Louella's, eyes filled with sudden tears. "That it's up to me," she said, "and I don't want it to be. I want somebody else to make the decision, God or someone, just not me."

She fell sobbing into Brandon's arms. He held her for several long minutes. Louella didn't ask her son to make the decision for her, and he didn't offer. It wasn't his place. "We'll just have to wait and see then, won't we?" he said.

Louella gulped and nodded. "Yes," she said. "Wait and see."

Brandon left the hospital and drove to Gate's Pass.

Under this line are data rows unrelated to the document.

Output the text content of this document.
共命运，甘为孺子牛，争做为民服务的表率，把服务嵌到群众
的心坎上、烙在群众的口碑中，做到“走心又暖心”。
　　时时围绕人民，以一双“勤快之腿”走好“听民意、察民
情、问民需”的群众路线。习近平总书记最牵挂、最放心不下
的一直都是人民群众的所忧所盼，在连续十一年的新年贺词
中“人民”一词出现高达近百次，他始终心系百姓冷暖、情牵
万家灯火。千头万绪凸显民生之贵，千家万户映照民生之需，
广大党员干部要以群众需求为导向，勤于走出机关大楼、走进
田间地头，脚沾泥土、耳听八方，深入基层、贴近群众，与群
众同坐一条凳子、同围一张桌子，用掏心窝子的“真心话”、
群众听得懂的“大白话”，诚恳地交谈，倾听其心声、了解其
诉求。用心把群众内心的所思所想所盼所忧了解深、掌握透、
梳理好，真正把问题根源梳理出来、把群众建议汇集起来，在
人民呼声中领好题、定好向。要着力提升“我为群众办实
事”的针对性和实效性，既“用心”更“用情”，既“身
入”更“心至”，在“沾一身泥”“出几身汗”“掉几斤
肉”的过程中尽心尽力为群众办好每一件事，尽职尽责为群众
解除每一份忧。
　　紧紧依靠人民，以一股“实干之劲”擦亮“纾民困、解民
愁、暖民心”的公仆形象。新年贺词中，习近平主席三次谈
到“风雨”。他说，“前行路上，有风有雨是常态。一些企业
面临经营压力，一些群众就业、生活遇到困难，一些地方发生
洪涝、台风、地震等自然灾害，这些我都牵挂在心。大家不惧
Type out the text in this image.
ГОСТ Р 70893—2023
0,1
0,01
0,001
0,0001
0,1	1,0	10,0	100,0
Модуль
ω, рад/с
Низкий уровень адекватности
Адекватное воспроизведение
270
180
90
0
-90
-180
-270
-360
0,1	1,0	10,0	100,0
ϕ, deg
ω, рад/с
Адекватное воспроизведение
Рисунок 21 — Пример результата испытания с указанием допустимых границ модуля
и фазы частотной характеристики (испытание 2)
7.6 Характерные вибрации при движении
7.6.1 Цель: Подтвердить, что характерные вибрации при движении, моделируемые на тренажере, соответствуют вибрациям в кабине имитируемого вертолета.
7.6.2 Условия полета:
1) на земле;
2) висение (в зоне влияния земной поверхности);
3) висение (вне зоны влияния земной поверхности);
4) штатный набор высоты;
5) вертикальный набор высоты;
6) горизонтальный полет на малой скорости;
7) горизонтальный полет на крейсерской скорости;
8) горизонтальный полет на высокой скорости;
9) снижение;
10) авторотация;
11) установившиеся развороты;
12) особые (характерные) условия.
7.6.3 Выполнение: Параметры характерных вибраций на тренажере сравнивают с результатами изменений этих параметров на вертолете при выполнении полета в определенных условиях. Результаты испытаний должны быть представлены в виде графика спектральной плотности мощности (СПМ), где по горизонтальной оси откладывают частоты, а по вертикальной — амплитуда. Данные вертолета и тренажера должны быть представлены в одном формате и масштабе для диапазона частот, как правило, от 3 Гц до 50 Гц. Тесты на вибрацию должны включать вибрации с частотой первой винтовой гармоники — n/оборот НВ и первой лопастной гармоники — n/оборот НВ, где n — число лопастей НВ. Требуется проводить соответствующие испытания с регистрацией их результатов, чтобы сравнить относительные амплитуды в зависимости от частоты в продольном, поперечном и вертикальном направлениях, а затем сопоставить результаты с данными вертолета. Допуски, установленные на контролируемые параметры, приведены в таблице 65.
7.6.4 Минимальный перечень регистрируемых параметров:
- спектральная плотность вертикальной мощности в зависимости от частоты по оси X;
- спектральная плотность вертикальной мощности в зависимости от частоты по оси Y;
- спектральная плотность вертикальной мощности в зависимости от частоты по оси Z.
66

He had waited to contact Diana, hoping to have some definite news about Carlisle's whereabouts before he told her anything.

Once he talked to Mallory, there wasn't time to reach her before leaving for Picacho Peak to meet Detective Farrell.

Driving to Diana's house now, he worried about what he would say. He didn't want to alarm her unduly, but he was worried. If Andrew Carlisle was responsible for Margie Danielson's savage murder, and by now both detectives were fairly certain he was, that meant the man had somehow slipped over some critical edge. There was no telling who would be next.

A snippet of radio intruded into his thoughts, giving the first sketchy reports of a stabbing victim found dead that morning in a downtown Tucson hotel room. At least he wouldn't be called out on that case, Walker thought. The Santa Rita was well inside the city limits, so the county would have nothing to do with it. He switched off the radio and kept on driving.

Brandon heard the dog bark from inside the house as soon as he turned off the blacktop. Oh'o, as Diana called him, was a monster of an animal, a rangy, ugly specimen whose teeth could inflict real damage.

Right that moment, however, Brandon Walker smiled at the dog's menacing presence. If Andrew Carlisle decided to try coming after Diana Ladd, he'd have to get past the dog first. In a fair fight, Brandon would have put money on the dog any day.